We’ve known that the 777-200ER is the next plane to be reconfigured, and the first such plane will be in service shortly. United’s first 777-200ER with Polaris seats, with tail number N786UA, will fly from Xiamen to San Francisco tomorrow. Presumably the reconfigurations on the plane are done and have been approved, and the plane can now enter service.
United is doing their reconfiguration work in Xiamen, and at the moment they have three more planes there, so hopefully within the next few weeks we’ll have four 777-200ERs with Polaris seats in service.

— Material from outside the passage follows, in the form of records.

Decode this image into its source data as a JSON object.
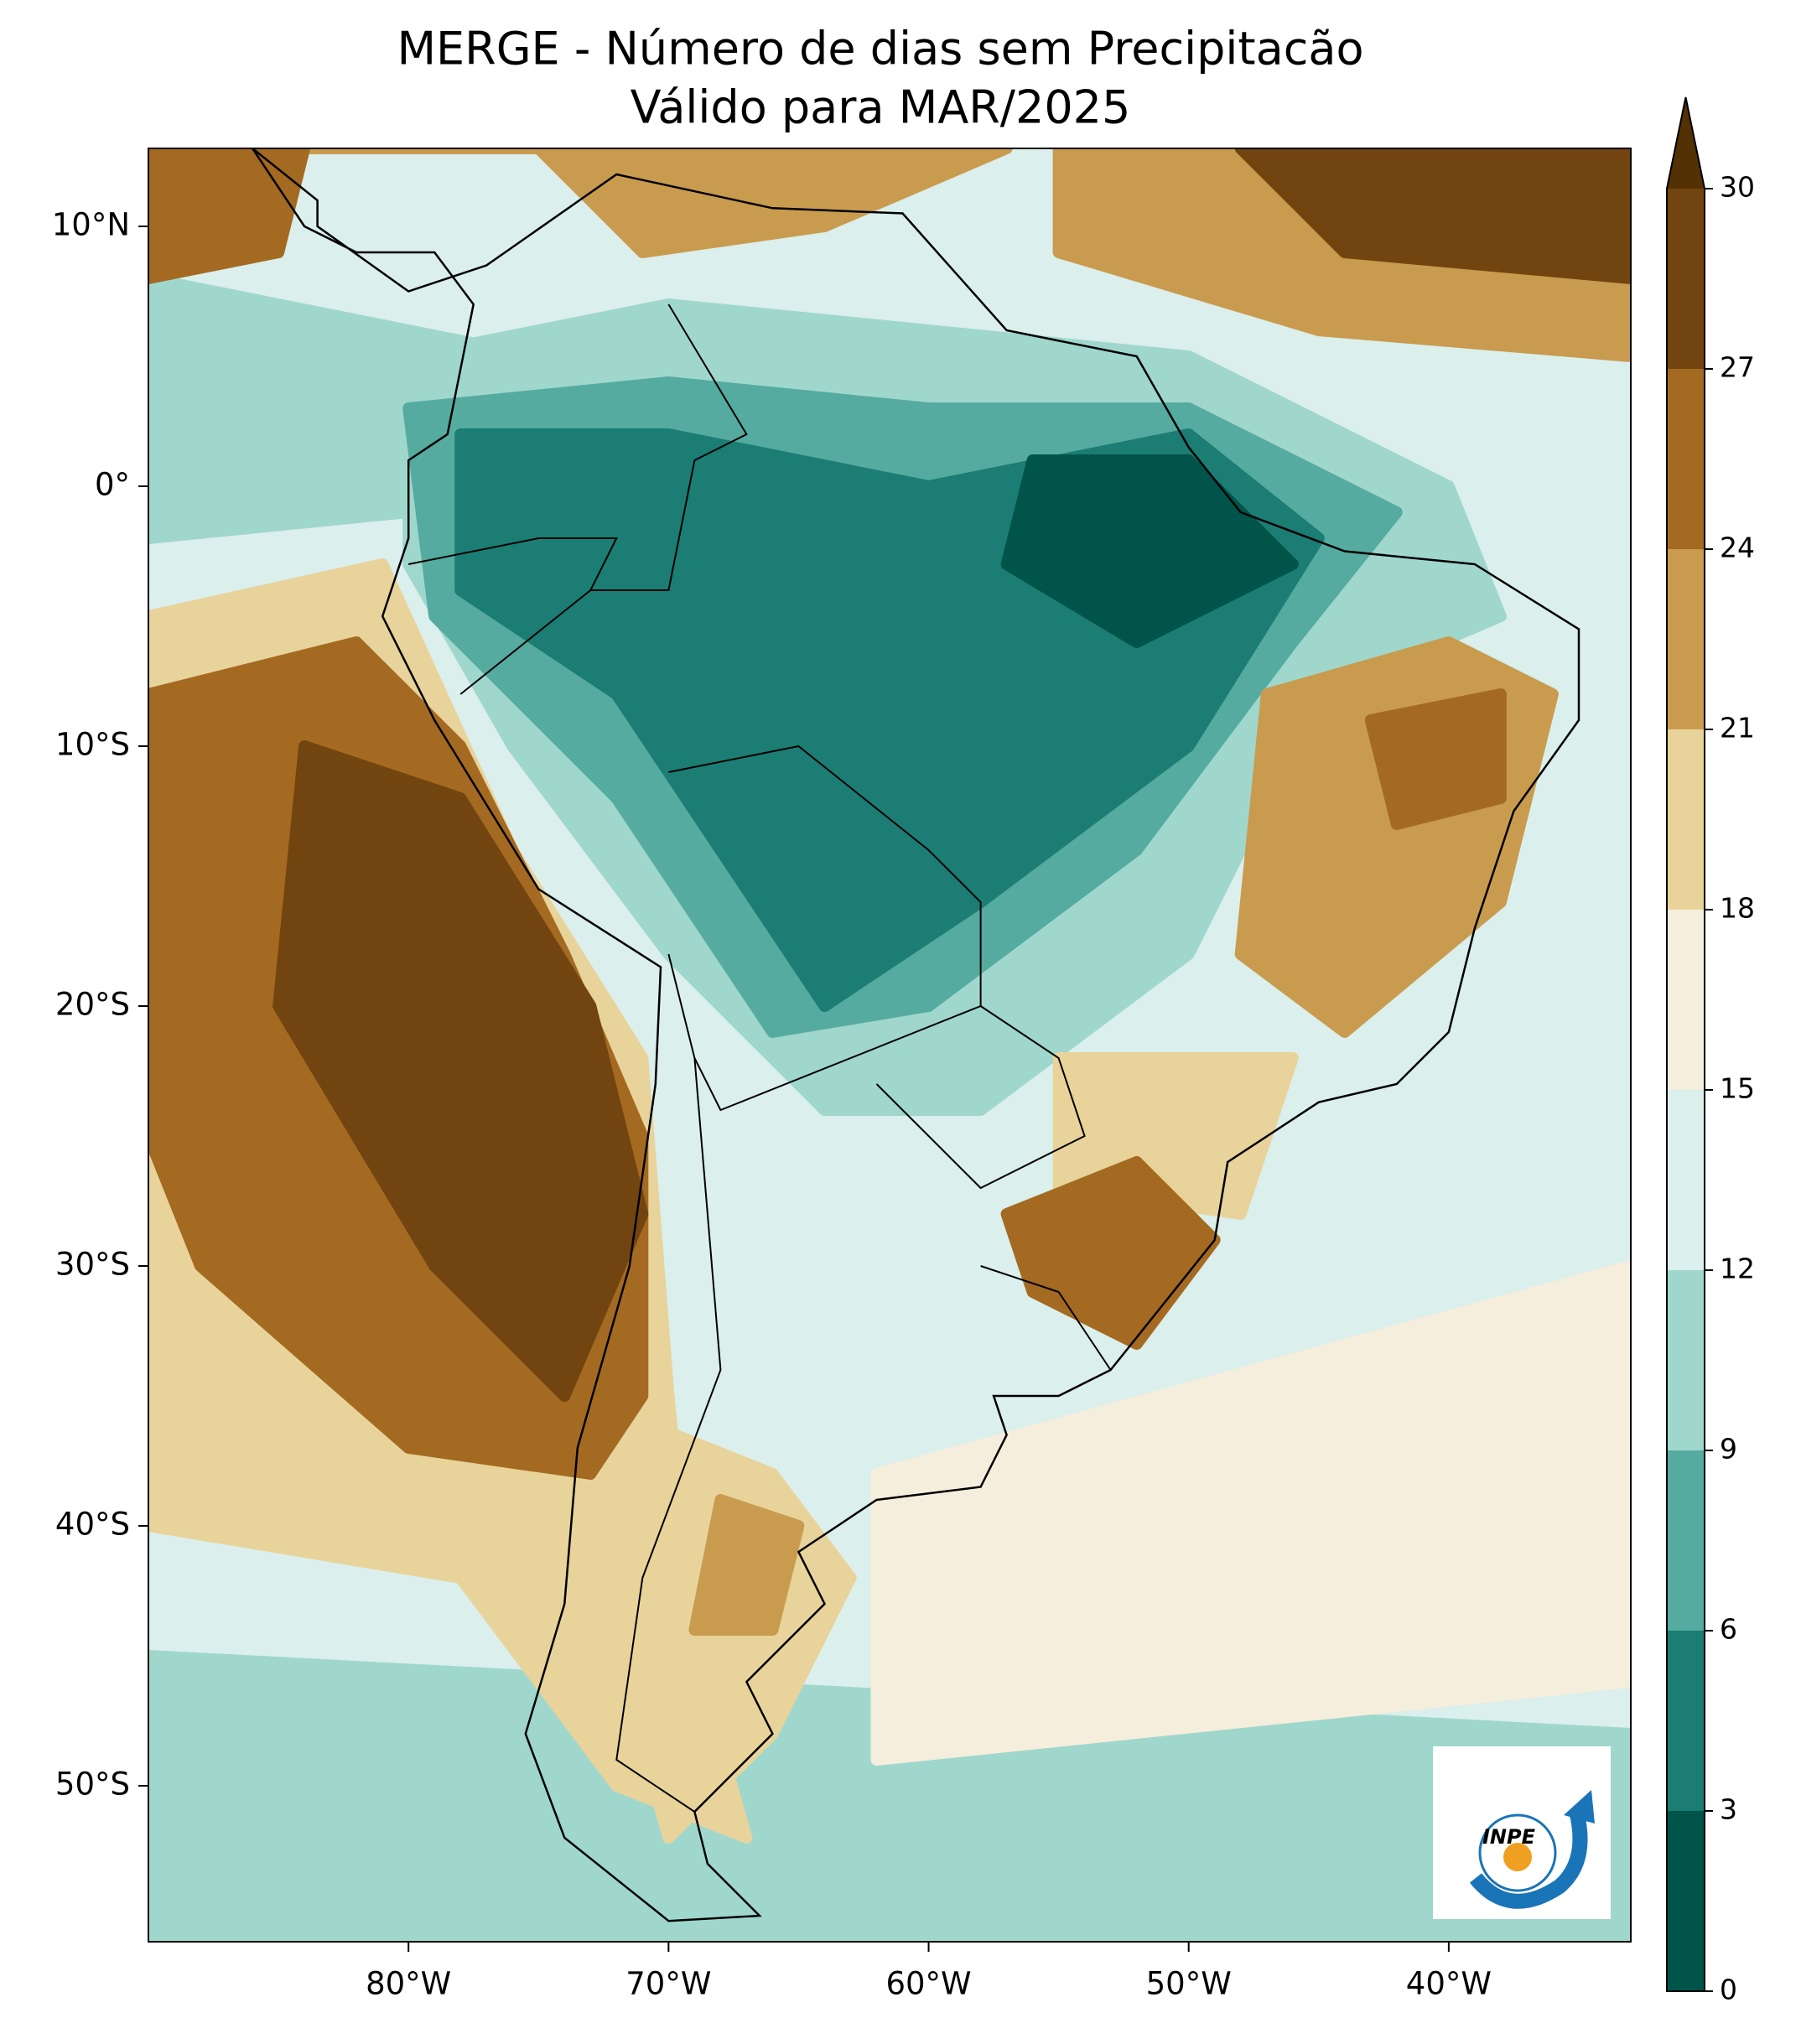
{
  "header": {
    "title": "MERGE - Número de dias sem Precipitacão",
    "subtitle": "Válido para MAR/2025"
  },
  "map": {
    "xlim": [
      -90,
      -33
    ],
    "ylim": [
      -56,
      13
    ],
    "xticks": [
      {
        "value": -80,
        "label": "80°W"
      },
      {
        "value": -70,
        "label": "70°W"
      },
      {
        "value": -60,
        "label": "60°W"
      },
      {
        "value": -50,
        "label": "50°W"
      },
      {
        "value": -40,
        "label": "40°W"
      }
    ],
    "yticks": [
      {
        "value": 10,
        "label": "10°N"
      },
      {
        "value": 0,
        "label": "0°"
      },
      {
        "value": -10,
        "label": "10°S"
      },
      {
        "value": -20,
        "label": "20°S"
      },
      {
        "value": -30,
        "label": "30°S"
      },
      {
        "value": -40,
        "label": "40°S"
      },
      {
        "value": -50,
        "label": "50°S"
      }
    ]
  },
  "colorbar": {
    "levels": [
      0,
      3,
      6,
      9,
      12,
      15,
      18,
      21,
      24,
      27,
      30
    ],
    "colors": [
      "#01544a",
      "#1b7d73",
      "#56aba0",
      "#a0d7cd",
      "#dbefec",
      "#f5eedc",
      "#e8d39b",
      "#c99b4f",
      "#a46a22",
      "#724510"
    ],
    "extend_color": "#543005"
  },
  "logo": {
    "text": "INPE"
  }
}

United will first be reconfiguring their three cabin Boeing 777-200ERs, which are the ones most in need of a refresh. These are the planes with eight seats per row in business class, and with first class cabins (which are being eliminated).
We don’t yet know on what routes United will fly the first few 777-200ERs, though I do imagine they’ll be assigned specific routes, since the configurations are very different than the aircraft they’re replacing.
In terms of the configurations of these planes, United’s three cabin 777-200ERs currently feature eight first class seats, 40 business class seats, and 221 economy seats. The reconfigured 777-200ERs will feature 50 business class seats and 242 economy seats, as they’re going from a 3-3-3 configuration in economy to a 3-4-3 configuration.
This reconfiguration is bad news for those in economy, though it’s great news for those looking to upgrade, because United is actually increasing premium seat capacity. United will have significantly more business class seats than their competitors — American is reconfiguring 777-200s with 37 business class seats, and Delta with only 28 business class seats.